The first is this Wednesday when Gordon Brown delivers his last Budget as chancellor (presumably). The other is the deadline for the Financial Services Authority’s Treating Customers Fairly initiative.
And there could be a third first if Brown was to deliver a Treating Home Owners and Borrowers Fairly Budget. What would this contain? Well, he could start by making some big changes to Stamp Duty. Mortgage Strategy has been running its Step Up Stamp Duty campaign for over two years and reform is long overdue.
Increasingly, Stamp Duty is being added to mortgage loans. It can’t be sensible to borrow to pay a tax, which is hard to justify in any case. But unfortunately for many borrowers – especially first-time buyers – it’s the only practical way to proceed.
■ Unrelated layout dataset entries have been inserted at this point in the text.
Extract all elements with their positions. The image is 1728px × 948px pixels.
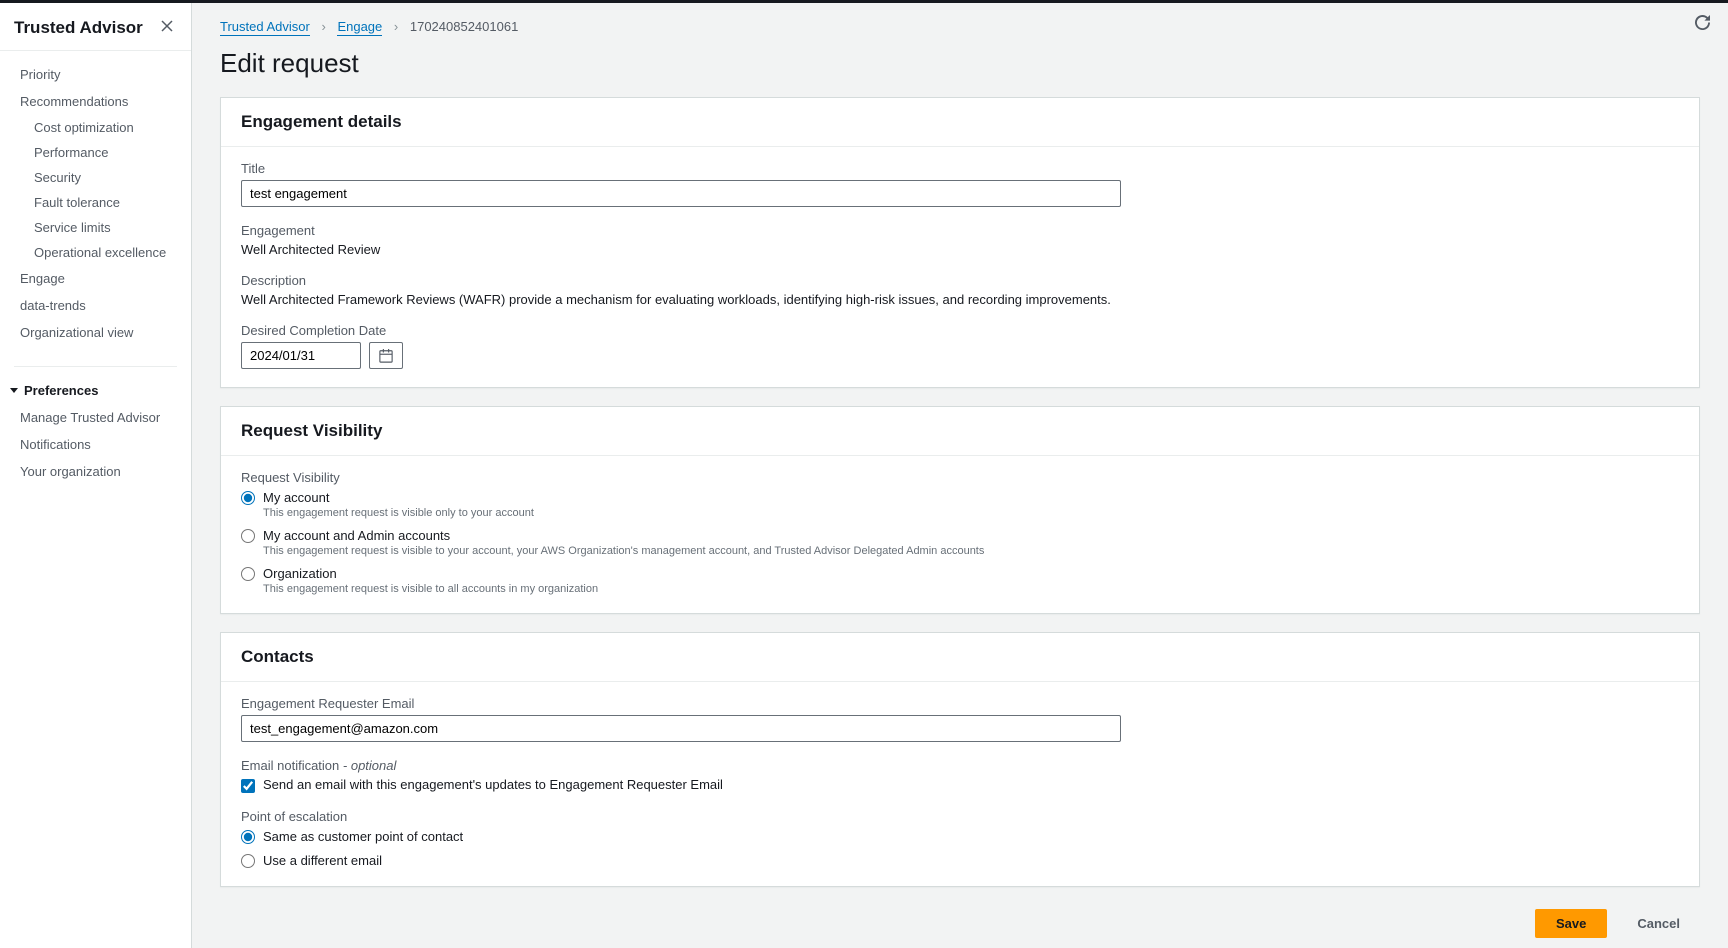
nav-security[interactable]: Security	[0, 165, 191, 190]
nav-organizational-view[interactable]: Organizational view	[0, 319, 191, 346]
nav-divider	[14, 366, 177, 367]
nav-cost-optimization[interactable]: Cost optimization	[0, 115, 191, 140]
visibility-admin-desc: This engagement request is visible to yo…	[263, 545, 984, 557]
nav-recommendations[interactable]: Recommendations	[0, 88, 191, 115]
nav-your-organization[interactable]: Your organization	[0, 458, 191, 485]
engagement-details-header: Engagement details	[221, 98, 1699, 147]
escalation-diff-radio[interactable]	[241, 854, 255, 868]
request-visibility-panel: Request Visibility Request Visibility My…	[220, 406, 1700, 614]
escalation-diff-label[interactable]: Use a different email	[263, 853, 382, 868]
sidebar-header: Trusted Advisor	[0, 3, 191, 51]
refresh-icon[interactable]	[1695, 15, 1710, 33]
page-title: Edit request	[192, 34, 1728, 97]
close-icon	[161, 20, 173, 32]
close-sidebar-button[interactable]	[157, 17, 177, 38]
cancel-button[interactable]: Cancel	[1617, 909, 1700, 938]
visibility-org-label[interactable]: Organization	[263, 566, 337, 581]
chevron-right-icon: ›	[321, 19, 325, 34]
contacts-panel: Contacts Engagement Requester Email Emai…	[220, 632, 1700, 887]
email-notif-optional: - optional	[339, 758, 396, 773]
title-label: Title	[241, 161, 1679, 176]
date-input[interactable]	[241, 342, 361, 369]
nav-operational-excellence[interactable]: Operational excellence	[0, 240, 191, 265]
email-notification-label: Email notification - optional	[241, 758, 1679, 773]
visibility-admin-radio[interactable]	[241, 529, 255, 543]
chevron-right-icon: ›	[394, 19, 398, 34]
visibility-org-radio[interactable]	[241, 567, 255, 581]
visibility-my-account-radio[interactable]	[241, 491, 255, 505]
visibility-my-account-label[interactable]: My account	[263, 490, 329, 505]
description-label: Description	[241, 273, 1679, 288]
caret-down-icon	[10, 388, 18, 393]
nav-engage[interactable]: Engage	[0, 265, 191, 292]
visibility-admin-label[interactable]: My account and Admin accounts	[263, 528, 450, 543]
escalation-same-radio[interactable]	[241, 830, 255, 844]
send-email-checkbox[interactable]	[241, 779, 255, 793]
visibility-label: Request Visibility	[241, 470, 1679, 485]
contacts-header: Contacts	[221, 633, 1699, 682]
nav-performance[interactable]: Performance	[0, 140, 191, 165]
requester-email-input[interactable]	[241, 715, 1121, 742]
request-visibility-header: Request Visibility	[221, 407, 1699, 456]
date-label: Desired Completion Date	[241, 323, 1679, 338]
breadcrumb-current: 170240852401061	[410, 19, 518, 34]
nav-priority[interactable]: Priority	[0, 61, 191, 88]
breadcrumb-engage[interactable]: Engage	[337, 19, 382, 36]
engagement-label: Engagement	[241, 223, 1679, 238]
nav-preferences-section[interactable]: Preferences	[0, 377, 191, 404]
nav-fault-tolerance[interactable]: Fault tolerance	[0, 190, 191, 215]
engagement-details-panel: Engagement details Title Engagement Well…	[220, 97, 1700, 388]
button-row: Save Cancel	[220, 905, 1700, 948]
visibility-my-account-desc: This engagement request is visible only …	[263, 507, 534, 519]
nav-data-trends[interactable]: data-trends	[0, 292, 191, 319]
nav-notifications[interactable]: Notifications	[0, 431, 191, 458]
preferences-label: Preferences	[24, 383, 98, 398]
nav-list: Priority Recommendations Cost optimizati…	[0, 51, 191, 356]
escalation-same-label[interactable]: Same as customer point of contact	[263, 829, 463, 844]
calendar-button[interactable]	[369, 342, 403, 369]
calendar-icon	[379, 349, 393, 363]
sidebar: Trusted Advisor Priority Recommendations…	[0, 3, 192, 948]
breadcrumb-trusted-advisor[interactable]: Trusted Advisor	[220, 19, 310, 36]
content-area: Engagement details Title Engagement Well…	[192, 97, 1728, 948]
engagement-value: Well Architected Review	[241, 242, 1679, 257]
nav-manage-trusted-advisor[interactable]: Manage Trusted Advisor	[0, 404, 191, 431]
save-button[interactable]: Save	[1535, 909, 1607, 938]
send-email-label[interactable]: Send an email with this engagement's upd…	[263, 777, 723, 792]
description-value: Well Architected Framework Reviews (WAFR…	[241, 292, 1679, 307]
escalation-label: Point of escalation	[241, 809, 1679, 824]
visibility-org-desc: This engagement request is visible to al…	[263, 583, 598, 595]
title-input[interactable]	[241, 180, 1121, 207]
nav-preferences-list: Manage Trusted Advisor Notifications You…	[0, 404, 191, 495]
email-notif-text: Email notification	[241, 758, 339, 773]
sidebar-title: Trusted Advisor	[14, 18, 143, 38]
main-content: Trusted Advisor › Engage › 1702408524010…	[192, 3, 1728, 948]
requester-email-label: Engagement Requester Email	[241, 696, 1679, 711]
nav-service-limits[interactable]: Service limits	[0, 215, 191, 240]
breadcrumbs: Trusted Advisor › Engage › 1702408524010…	[192, 3, 1728, 34]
It’s clear to everyone that Stamp Duty is not doing what it was designed to do – unless you count swelling the government’s coffers.
When it was introduced it was meant to tax the most expensive house purchases. But in 1997 the average house price was just 68,000. The government’s Department of Communities and Local Government estimated in January this year that the average house price is now 205,000. Finding a property below the lowest 125,000 Stamp Duty threshold these days is as easy as finding a nurse with an inflation-linked pay rise.
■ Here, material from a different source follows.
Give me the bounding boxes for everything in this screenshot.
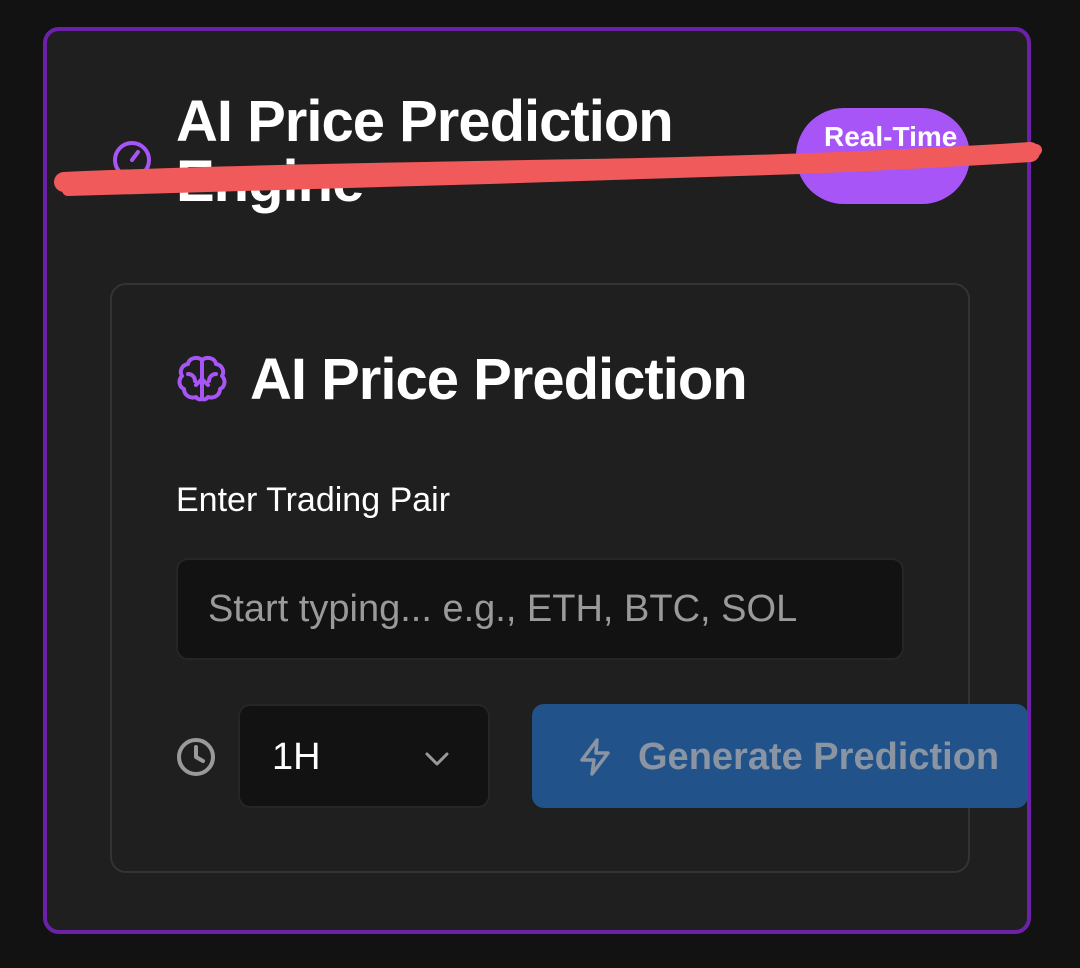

Meanwhile, via the FSA, the government will rightly push through the TCF initiative at the end of the month. It needs preparation and organisation but TCF is a laudable philosophy. Whitehall and the FSA have been right to take the stance they have.
But as Jesus warned: “Judge not lest ye be judged,” and if dear Prudence is going to continue wagging his finger at the finance industry it’s time he put his own house in order. Stamp Duty would be a start. You can’t treat people more fairly than to allow them to buy the roof over their heads.